Ask HN: How are you caring for your back, spine, neck and posture? - qrbLPHiKpiux
Sitting all day, how are you caring for your back? What methods, exercise, techniques and products are you doing &#x2F; using?
======
typicalphil
I use a basic lumbar support from Amazon and work in intervals that force me
to take short breaks regularly. Exercise hasn't helped but I still do it
carefully to stay energized.

The intervals have helped tremendously, not only with my back but just to stay
fresh mentally and physically overall.

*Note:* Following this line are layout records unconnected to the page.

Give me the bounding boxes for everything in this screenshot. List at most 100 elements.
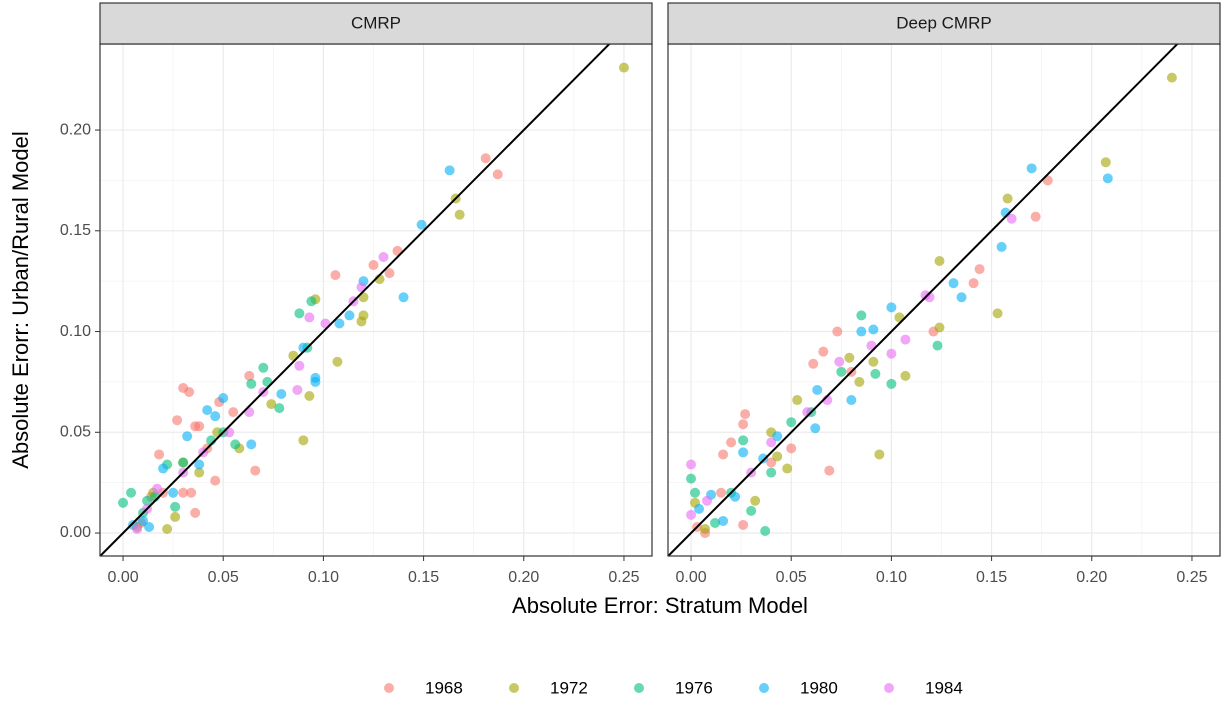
point [782, 463, 793, 474]
point [172, 415, 183, 426]
legend-marker [384, 683, 394, 693]
point [750, 495, 761, 506]
point [218, 393, 229, 404]
x-tick-label: 0.10 [876, 569, 907, 586]
point [700, 523, 711, 534]
y-tick-label: 0.05 [60, 424, 91, 441]
point [292, 384, 303, 395]
point [190, 507, 201, 518]
point [726, 437, 737, 448]
point [824, 465, 835, 476]
point [250, 465, 261, 476]
point [818, 346, 829, 357]
point [1006, 213, 1017, 224]
point [132, 523, 143, 534]
point [738, 435, 749, 446]
point [758, 453, 769, 464]
point [868, 356, 879, 367]
legend-marker [509, 683, 519, 693]
point [766, 437, 777, 448]
point [766, 467, 777, 478]
point [304, 391, 315, 402]
point [294, 308, 305, 319]
point [210, 475, 221, 486]
point [686, 459, 697, 470]
point [846, 395, 857, 406]
strip [667, 2, 1221, 45]
point [618, 62, 629, 73]
point [202, 405, 213, 416]
point [810, 423, 821, 434]
point [152, 483, 163, 494]
point [356, 316, 367, 327]
point [178, 487, 189, 498]
point [716, 487, 727, 498]
point [344, 310, 355, 321]
point [118, 497, 129, 508]
point [772, 451, 783, 462]
point [306, 296, 317, 307]
point [246, 378, 257, 389]
point [168, 487, 179, 498]
point [856, 326, 867, 337]
point [444, 165, 455, 176]
point [870, 368, 881, 379]
reference-line [668, 44, 1179, 556]
point [210, 411, 221, 422]
point [480, 153, 491, 164]
point [378, 251, 389, 262]
point [1102, 173, 1113, 184]
legend-label: 1968 [425, 678, 463, 697]
point [310, 376, 321, 387]
point [1100, 157, 1111, 168]
point [702, 495, 713, 506]
point [258, 362, 269, 373]
point [900, 370, 911, 381]
point [144, 521, 155, 532]
point [158, 463, 169, 474]
x-tick-label: 0.25 [1176, 569, 1207, 586]
point [920, 290, 931, 301]
point [792, 395, 803, 406]
point [738, 419, 749, 430]
point [844, 352, 855, 363]
point [996, 241, 1007, 252]
legend-marker [884, 683, 894, 693]
point [228, 407, 239, 418]
legend-marker [759, 683, 769, 693]
x-tick-label: 0.15 [976, 569, 1007, 586]
strip-title: Deep CMRP [896, 13, 991, 32]
point [184, 386, 195, 397]
point [332, 356, 343, 367]
point [730, 491, 741, 502]
strip-title: CMRP [351, 13, 401, 32]
legend-label: 1972 [550, 678, 588, 697]
point [686, 473, 697, 484]
point [266, 399, 277, 410]
point [170, 511, 181, 522]
point [900, 334, 911, 345]
point [856, 310, 867, 321]
point [304, 312, 315, 323]
point [740, 409, 751, 420]
point [194, 467, 205, 478]
point [274, 403, 285, 414]
panel-background [668, 44, 1220, 556]
point [786, 443, 797, 454]
point [812, 384, 823, 395]
x-tick-label: 0.00 [107, 569, 138, 586]
point [886, 302, 897, 313]
point [492, 169, 503, 180]
point [182, 431, 193, 442]
point [738, 519, 749, 530]
point [874, 449, 885, 460]
point [194, 421, 205, 432]
legend-label: 1984 [925, 678, 963, 697]
point [244, 370, 255, 381]
point [992, 308, 1003, 319]
x-tick-label: 0.00 [675, 569, 706, 586]
x-axis-label: Absolute Error: Stratum Model [512, 593, 808, 618]
point [330, 270, 341, 281]
strip [99, 2, 653, 45]
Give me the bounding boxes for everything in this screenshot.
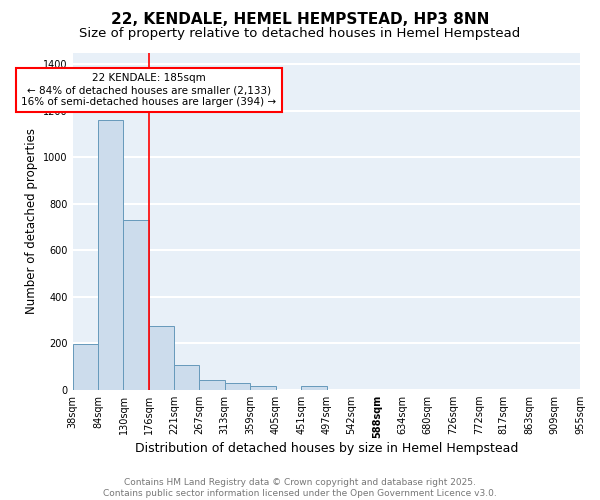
Text: 22, KENDALE, HEMEL HEMPSTEAD, HP3 8NN: 22, KENDALE, HEMEL HEMPSTEAD, HP3 8NN (111, 12, 489, 28)
Y-axis label: Number of detached properties: Number of detached properties (25, 128, 38, 314)
Bar (225, 383, 250, 390)
Bar (98, 120, 124, 390)
Bar (124, 220, 149, 390)
Text: Contains HM Land Registry data © Crown copyright and database right 2025.
Contai: Contains HM Land Registry data © Crown c… (103, 478, 497, 498)
Bar (250, 386, 275, 390)
Bar (301, 386, 326, 390)
Bar (149, 326, 174, 390)
Text: 22 KENDALE: 185sqm
← 84% of detached houses are smaller (2,133)
16% of semi-deta: 22 KENDALE: 185sqm ← 84% of detached hou… (22, 74, 277, 106)
Bar (199, 380, 225, 390)
Bar (174, 366, 199, 390)
X-axis label: Distribution of detached houses by size in Hemel Hempstead: Distribution of detached houses by size … (134, 442, 518, 455)
Text: Size of property relative to detached houses in Hemel Hempstead: Size of property relative to detached ho… (79, 28, 521, 40)
Bar (73, 344, 98, 390)
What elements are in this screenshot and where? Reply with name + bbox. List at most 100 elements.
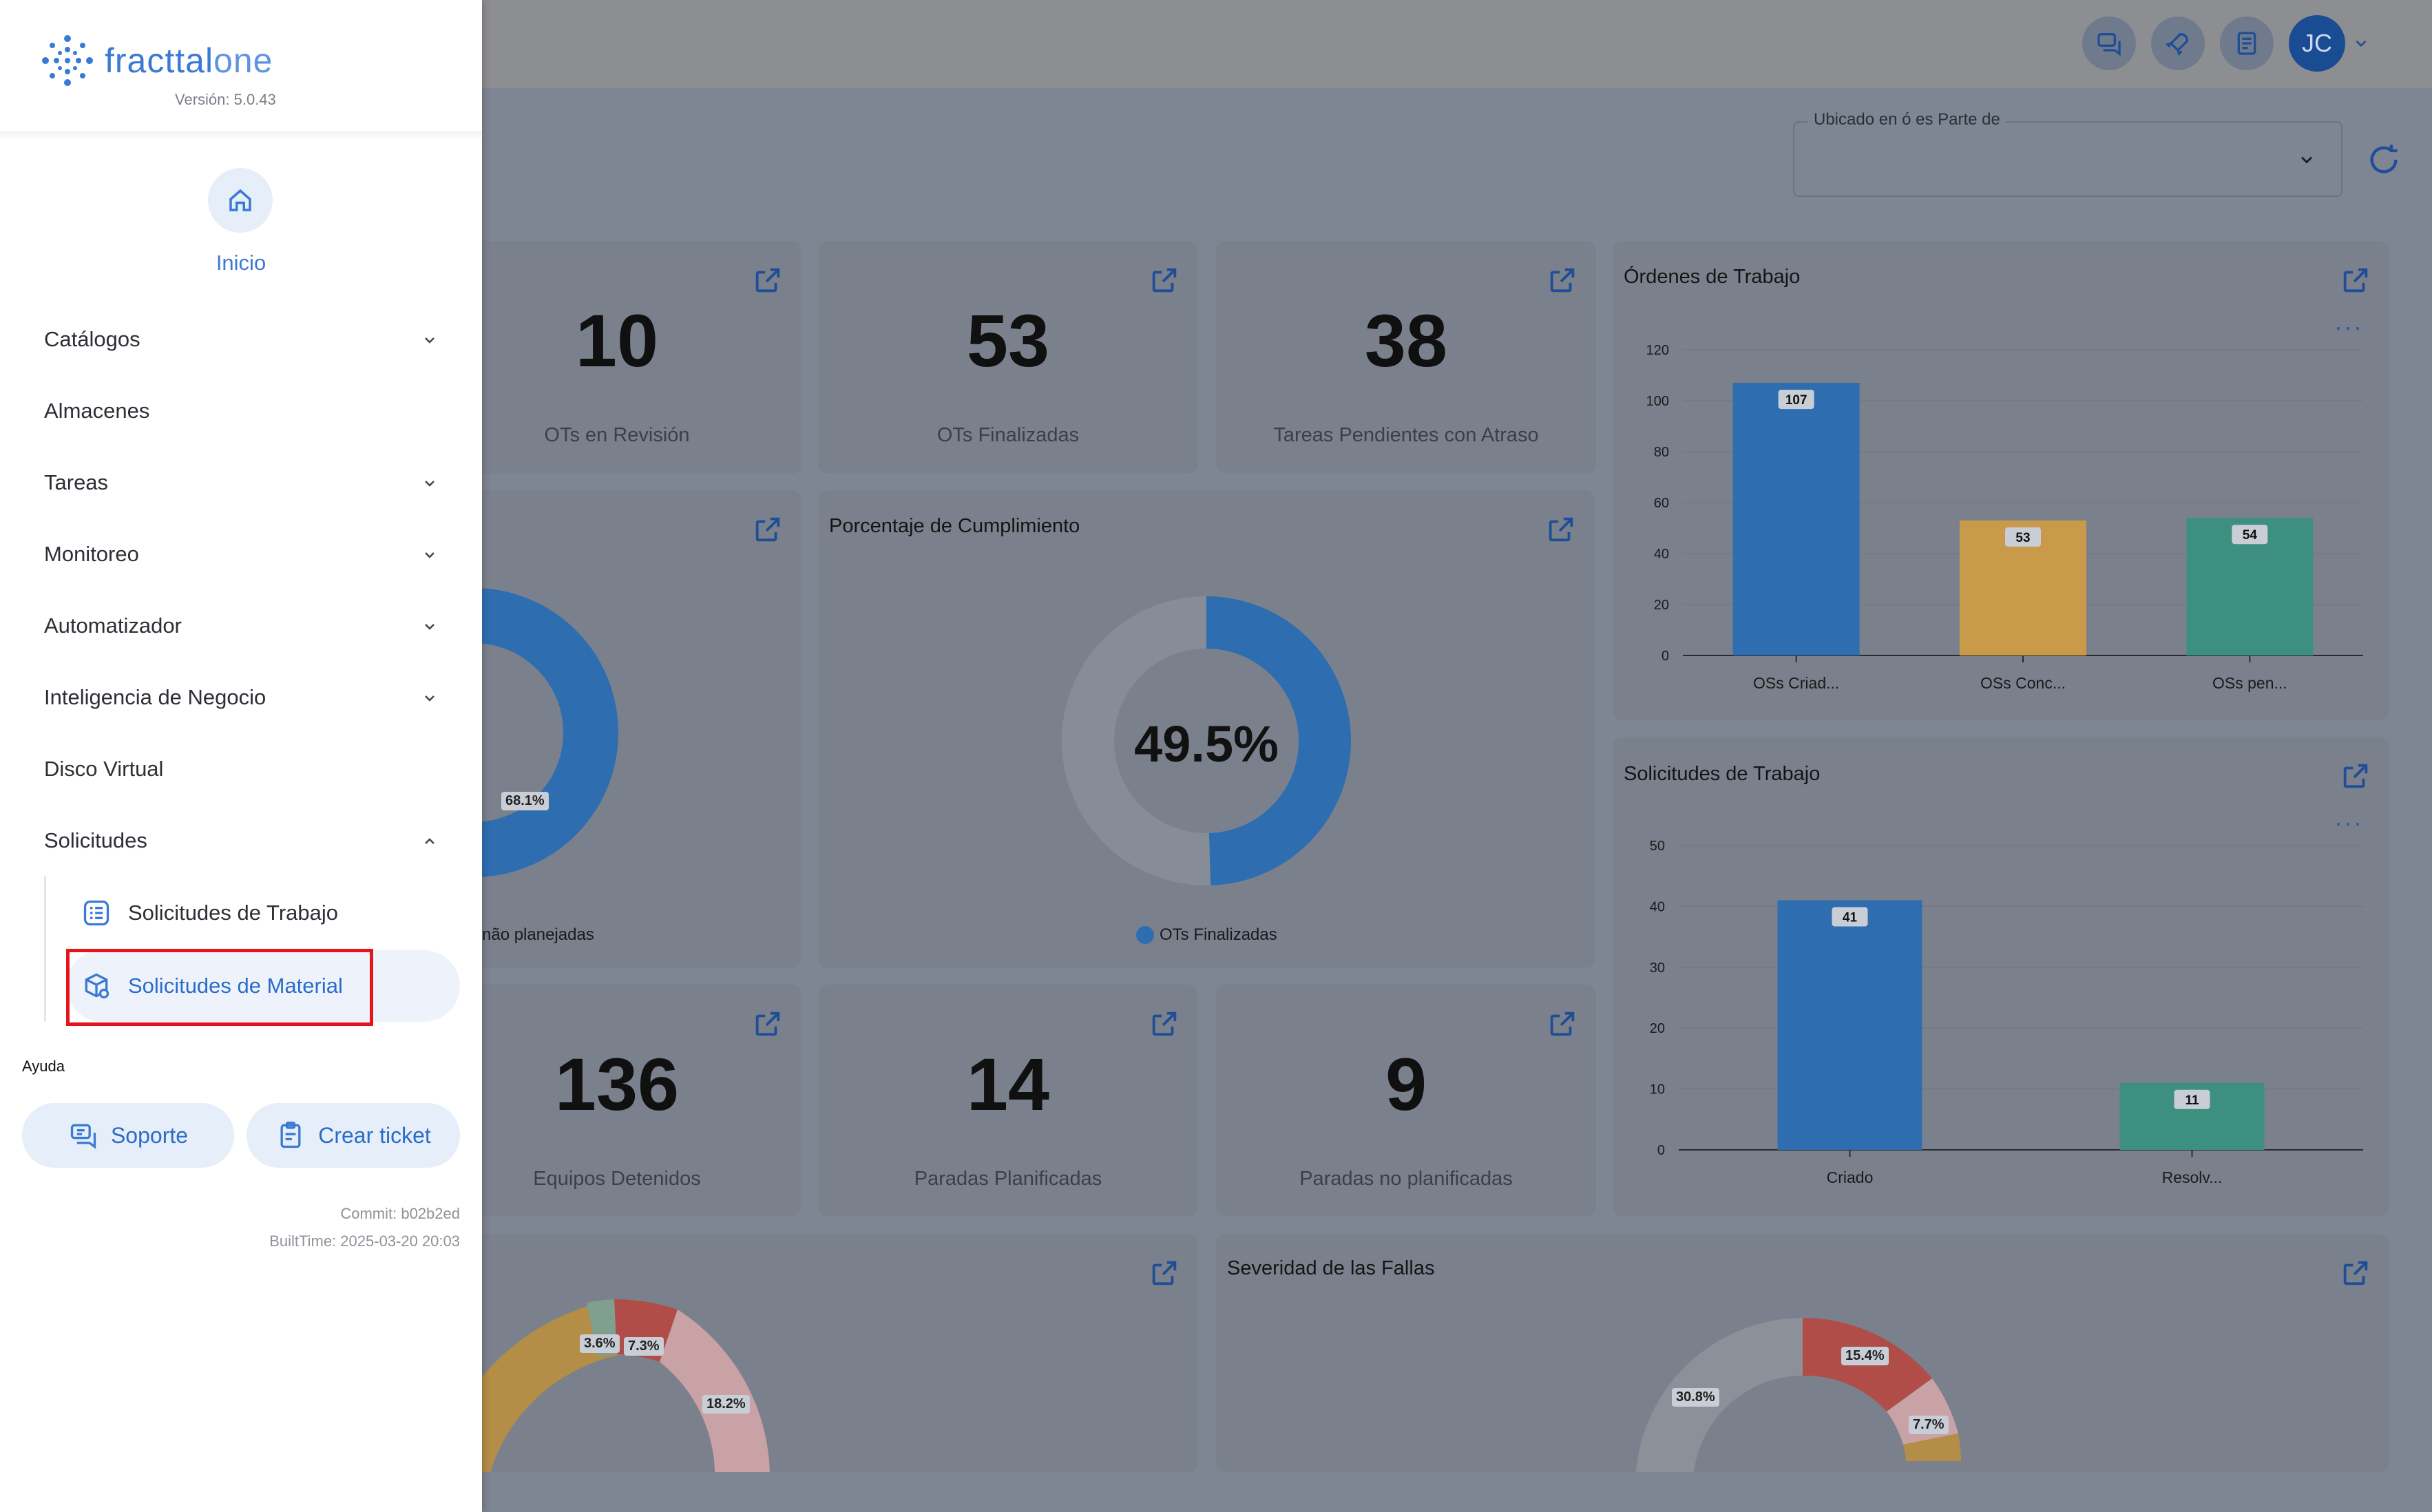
external-link-icon[interactable] [1149,264,1180,296]
chart-title: Severidad de las Fallas [1227,1257,1435,1279]
package-icon [85,973,109,999]
divider [0,131,482,140]
location-filter-select[interactable]: Ubicado en ó es Parte de [1793,110,2342,197]
rocket-icon[interactable] [2151,17,2205,70]
more-options-icon[interactable]: ··· [2334,808,2363,837]
external-link-icon[interactable] [2340,264,2371,296]
severity-card: Severidad de las Fallas 15.4% 7.7% 30.8% [1216,1234,2389,1472]
kpi-value: 136 [554,1042,680,1126]
kpi-label: OTs en Revisión [544,424,690,446]
y-tick-label: 0 [1657,1143,1665,1158]
external-link-icon[interactable] [1545,514,1577,545]
donut-data-label: 3.6% [580,1334,620,1353]
external-link-icon[interactable] [1547,1008,1578,1040]
x-tick-label: Resolv... [2162,1168,2223,1186]
chevron-down-icon[interactable] [2352,34,2370,52]
data-label-bg [1778,390,1814,410]
nav-item-tareas[interactable]: Tareas [0,452,482,514]
data-label-bg [2174,1089,2210,1109]
built-time: BuiltTime: 2025-03-20 20:03 [269,1232,460,1250]
donut-segment [1636,1318,1803,1472]
subnav-item-solicitudes-material[interactable]: Solicitudes de Material [66,950,460,1022]
donut-data-label: 30.8% [1672,1388,1719,1407]
chart-card-ordenes-trabajo: Órdenes de Trabajo ··· 0 20 40 60 80 100 120 10… [1613,241,2389,720]
x-tick-label: Criado [1827,1168,1874,1186]
nav-item-monitoreo[interactable]: Monitoreo [0,523,482,585]
top-actions: JC [2082,15,2370,72]
data-label: 41 [1843,911,1858,925]
external-link-icon[interactable] [2340,760,2371,792]
donut-legend-label: não planejadas [482,925,594,944]
kpi-card-ots-revision: 10 OTs en Revisión [432,241,801,474]
subnav-item-solicitudes-trabajo[interactable]: Solicitudes de Trabajo [66,877,460,949]
nav-item-almacenes[interactable]: Almacenes [0,380,482,442]
external-link-icon[interactable] [2340,1257,2371,1289]
list-icon [83,900,109,926]
nav-item-disco-virtual[interactable]: Disco Virtual [0,738,482,800]
kpi-value: 10 [575,299,659,382]
create-ticket-button[interactable]: Crear ticket [247,1103,460,1168]
avatar[interactable]: JC [2289,15,2345,72]
data-label-bg [1832,907,1868,927]
x-tick-label: OSs Criad... [1753,674,1839,692]
chat-support-icon[interactable] [2082,17,2136,70]
y-tick-label: 40 [1650,899,1665,914]
donut-segment [1903,1434,1961,1461]
fracttal-logo-icon [42,35,93,86]
document-icon[interactable] [2220,17,2274,70]
y-tick-label: 20 [1650,1021,1665,1036]
y-tick-label: 20 [1654,598,1669,613]
support-button[interactable]: Soporte [22,1103,234,1168]
location-filter-label: Ubicado en ó es Parte de [1808,110,2006,129]
kpi-value: 9 [1385,1042,1427,1126]
nav-item-inteligencia-negocio[interactable]: Inteligencia de Negocio [0,666,482,728]
nav-item-label: Tareas [44,470,109,494]
more-options-icon[interactable]: ··· [2334,313,2363,341]
chart-title: Solicitudes de Trabajo [1624,763,1821,785]
y-tick-label: 100 [1646,394,1669,409]
nav-item-automatizador[interactable]: Automatizador [0,595,482,657]
nav-item-catalogos[interactable]: Catálogos [0,308,482,370]
external-link-icon[interactable] [1149,1008,1180,1040]
data-label-bg [2005,527,2041,547]
chart-title: Órdenes de Trabajo [1624,266,1801,288]
data-label-bg [2232,525,2268,545]
external-link-icon[interactable] [1149,1257,1180,1289]
kpi-value: 14 [966,1042,1050,1126]
y-tick-label: 50 [1650,839,1665,854]
kpi-card-ots-finalizadas: 53 OTs Finalizadas [818,241,1198,474]
chevron-up-icon [425,838,434,844]
refresh-icon[interactable] [2366,142,2402,178]
nav-item-solicitudes[interactable]: Solicitudes [0,810,482,872]
kpi-value: 38 [1364,299,1448,382]
home-icon [229,189,251,211]
kpi-card-tareas-atraso: 38 Tareas Pendientes con Atraso [1216,241,1596,474]
kpi-card-paradas-no-planificadas: 9 Paradas no planificadas [1216,985,1596,1216]
home-label[interactable]: Inicio [216,251,266,275]
nav-item-label: Monitoreo [44,542,139,566]
external-link-icon[interactable] [752,264,784,296]
external-link-icon[interactable] [752,514,784,545]
bar-chart-ordenes: 0 20 40 60 80 100 120 107 OSs Criad... 53 OSs Conc… [1646,343,2363,692]
data-label: 107 [1785,393,1807,408]
chevron-down-icon [425,337,434,344]
support-button-label: Soporte [110,1122,189,1148]
home-button[interactable] [208,168,273,233]
chevron-down-icon [425,695,434,702]
external-link-icon[interactable] [1547,264,1578,296]
legend-swatch [1136,926,1154,944]
y-tick-label: 60 [1654,496,1669,511]
subnav-item-label: Solicitudes de Material [128,974,343,998]
chevron-down-icon [425,552,434,558]
kpi-label: Tareas Pendientes con Atraso [1273,424,1539,446]
compliance-donut [1062,596,1351,885]
help-section-title: Ayuda [22,1058,65,1075]
x-tick-label: OSs pen... [2212,674,2287,692]
donut-segment [1062,596,1351,885]
commit-hash: Commit: b02b2ed [340,1205,460,1222]
y-tick-label: 80 [1654,445,1669,460]
chevron-down-icon [425,481,434,487]
chevron-down-icon [425,624,434,630]
nav-item-label: Solicitudes [44,828,147,852]
external-link-icon[interactable] [752,1008,784,1040]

I like the Pomodoro Technique, e.g.
focus for 25 minutes followed by a 5-min break, but I don't do any of the
other shit. I don't need an entire productivity system, just the intervals and
some good house music.

To expand on exercise a bit, I'm not a doctor but in my personal experience it
can actually be bad for your back. I went from the couch to running half
marathons and hit a few back issues along the way. I'd say the key factors
are: a) learning proper form and technique, including cardio; b) progression.

------
dmfdmf
Lift free weights, start young, make it a life-long habit before your strength
starts to wane with age. Look up Alan Thrall on YT for some vids on good form
for the basics like bench press, overhead press, dead-lift, squats, etc. that
and core strength work and stretching should keep your posture in good shape.